Anti-monopoly legislation aims to create fair competition in markets but faces challenges in enforcement and effectiveness. One approach suggests allowing potential competitors to claim equal treatment and seek multiple damages for unjust discrimination by monopolists. This could empower competitors to act as watchdogs against monopolistic practices, rather than relying solely on government enforcement.
The issue also extends to groups of firms acting together, or cartels. Historically, laws like the Sherman Act in the USA have prohibited such agreements, fostering an industry mindset that views explicit anti-competitive arrangements negatively. To be effective, a blanket prohibition on all agreements that restrain trade could be preferable to giving authorities discretionary power to identify “good” versus “bad” monopolies. Such a blanket rule would reduce confusion and inconsistencies in enforcement.
However, while a total prohibition sounds effective, it can lead to complications, as seen in countries with laws against competition restrictions that permit numerous exceptions. This undermines the effectiveness of such laws. A practical solution might involve declaring all agreements in restraint of trade invalid while allowing individuals harmed by such agreements to collect damages.

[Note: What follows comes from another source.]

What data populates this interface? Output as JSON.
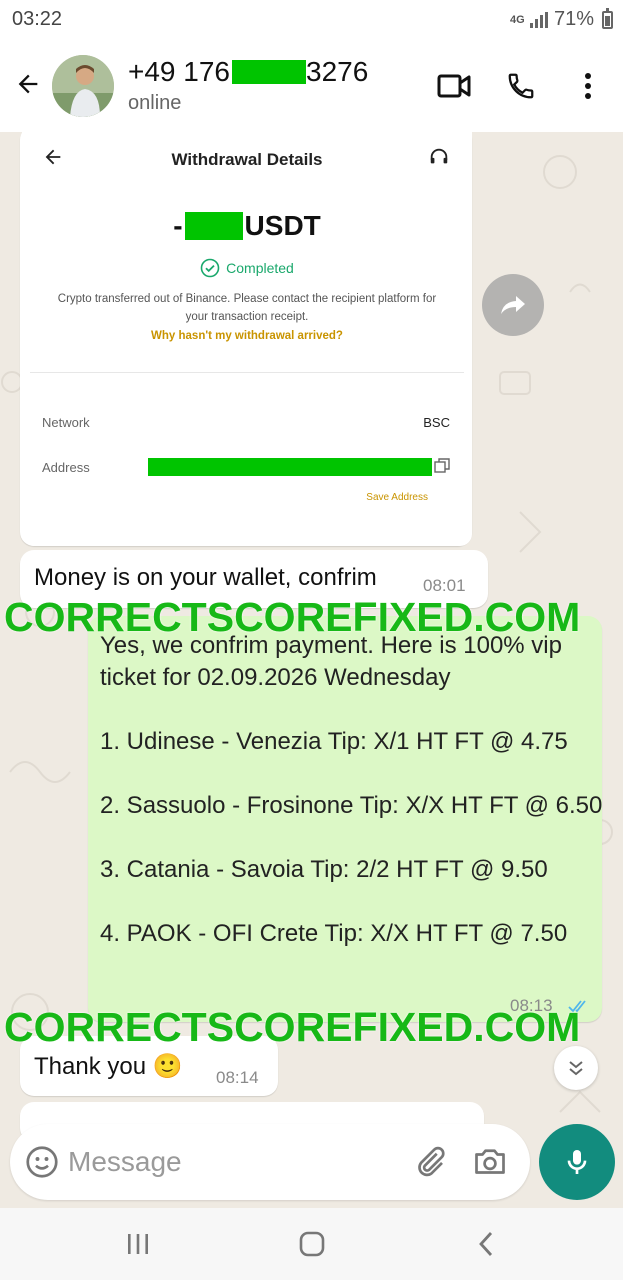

Governments often show a contradictory approach to monopolies by trying to control some while promoting others in sectors like transport and utilities. Anti-trust laws have primarily targeted large firms while smaller, organized groups often escape scrutiny. Additionally, monopolies are sometimes supported by tariffs, patents, and specific regulations. Thus, it's argued that a more effective strategy would involve the government refraining from actions that support monopolistic practices, which could significantly improve market competition.